Blogging in the #socmed sphere: still relevant?
With the abundance of social media options out there, communication experts have multiple ways to increase their exposure. Social media is without a doubt a pivotal part of helping communication grow. While generic social media gets all the attention, blogging still attracts massive amounts of traffic.
Blogging is more personal. Unlike Facebook, Twitter, Pinterest and all other social media kings, blogs were built to actually write. Taking the time to write a blog post to your audience, shows that you have made the effort to craft a message to either offer them something or to better relate to them.

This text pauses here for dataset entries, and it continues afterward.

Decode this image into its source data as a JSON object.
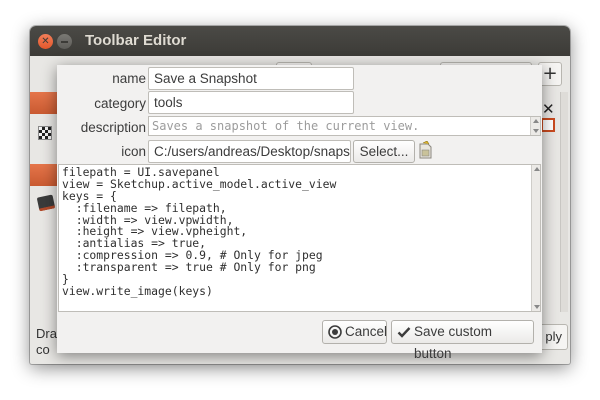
{
  "window": {
    "title": "Toolbar Editor",
    "add_symbol": "+",
    "bottom_text_line1": "Dra",
    "bottom_text_line2": "co",
    "apply_fragment": "ply"
  },
  "dialog": {
    "fields": {
      "name": {
        "label": "name",
        "value": "Save a Snapshot"
      },
      "category": {
        "label": "category",
        "value": "tools"
      },
      "description": {
        "label": "description",
        "placeholder": "Saves a snapshot of the current view."
      },
      "icon": {
        "label": "icon",
        "value": "C:/users/andreas/Desktop/snapsh"
      }
    },
    "select_label": "Select...",
    "code_lines": [
      "filepath = UI.savepanel",
      "view = Sketchup.active_model.active_view",
      "keys = {",
      "  :filename => filepath,",
      "  :width => view.vpwidth,",
      "  :height => view.vpheight,",
      "  :antialias => true,",
      "  :compression => 0.9, # Only for jpeg",
      "  :transparent => true # Only for png",
      "}",
      "view.write_image(keys)"
    ],
    "cancel_label": "Cancel",
    "save_label": "Save custom button"
  }
}
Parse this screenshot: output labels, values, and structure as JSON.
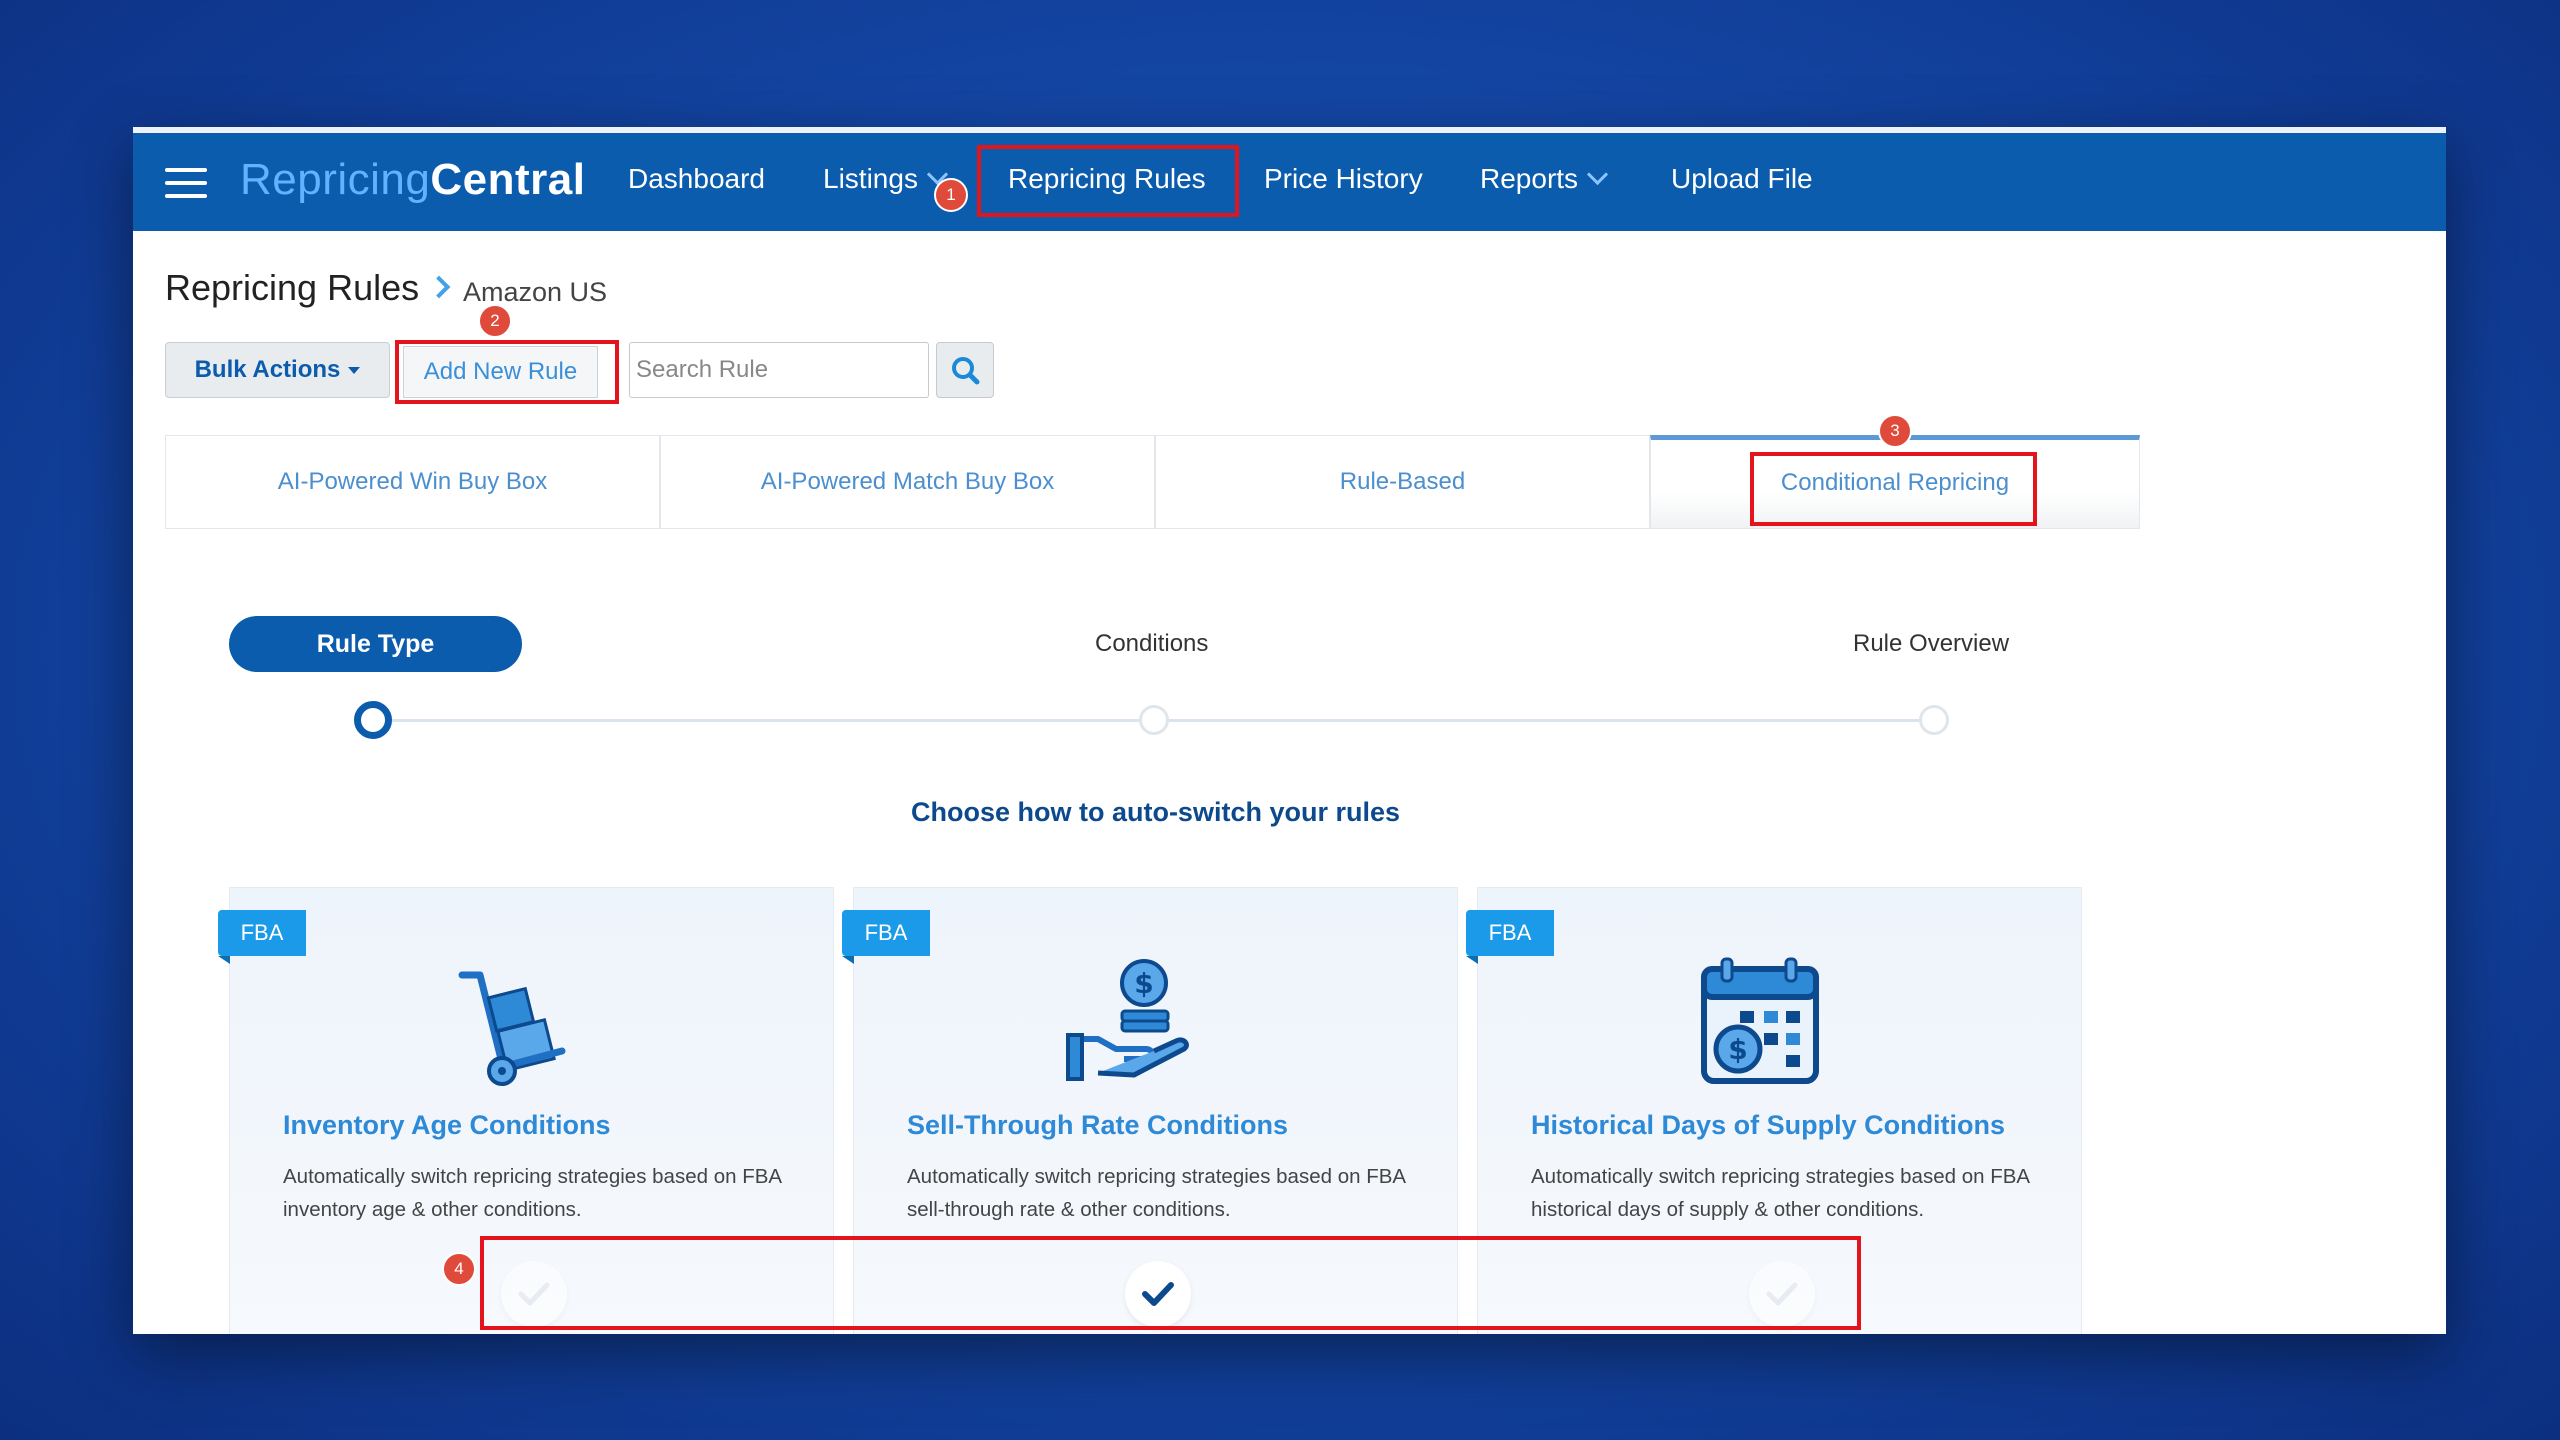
{
  "brand": {
    "part1": "Repricing",
    "part2": "Central"
  },
  "nav": {
    "dashboard": "Dashboard",
    "listings": "Listings",
    "repricing_rules": "Repricing Rules",
    "price_history": "Price History",
    "reports": "Reports",
    "upload_file": "Upload File"
  },
  "page": {
    "title": "Repricing Rules",
    "breadcrumb": "Amazon US"
  },
  "toolbar": {
    "bulk_actions": "Bulk Actions",
    "add_new_rule": "Add New Rule",
    "search_placeholder": "Search Rule"
  },
  "tabs": [
    {
      "label": "AI-Powered Win Buy Box"
    },
    {
      "label": "AI-Powered Match Buy Box"
    },
    {
      "label": "Rule-Based"
    },
    {
      "label": "Conditional Repricing",
      "active": true
    }
  ],
  "stepper": {
    "steps": [
      "Rule Type",
      "Conditions",
      "Rule Overview"
    ],
    "active_index": 0
  },
  "heading": "Choose how to auto-switch your rules",
  "cards": [
    {
      "badge": "FBA",
      "icon": "hand-truck-icon",
      "title": "Inventory Age Conditions",
      "description": "Automatically switch repricing strategies based on FBA inventory age & other conditions.",
      "selected": false
    },
    {
      "badge": "FBA",
      "icon": "hand-coin-icon",
      "title": "Sell-Through Rate Conditions",
      "description": "Automatically switch repricing strategies based on FBA sell-through rate & other conditions.",
      "selected": true
    },
    {
      "badge": "FBA",
      "icon": "calendar-dollar-icon",
      "title": "Historical Days of Supply Conditions",
      "description": "Automatically switch repricing strategies based on FBA historical days of supply & other conditions.",
      "selected": false
    }
  ],
  "annotations": [
    "1",
    "2",
    "3",
    "4"
  ],
  "colors": {
    "primary": "#0b5cad",
    "accent": "#2e8ad6",
    "highlight": "#e3141b",
    "badge": "#e04a3a",
    "fba": "#1a9ae8"
  }
}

You can still Tweet, and indeed you have to get the message out about your blog, but having your own platform lets you get more technical, more curious, to ask for input. If you want people to see you as an expert within your field, writing well-crafted blog posts is still incredibly valuable – and there is still strong potential for it to be widely shared.
Write posts with confidence but also let your personality shine through. It is the ability to identify yourself with your audience that brings real value to your posts.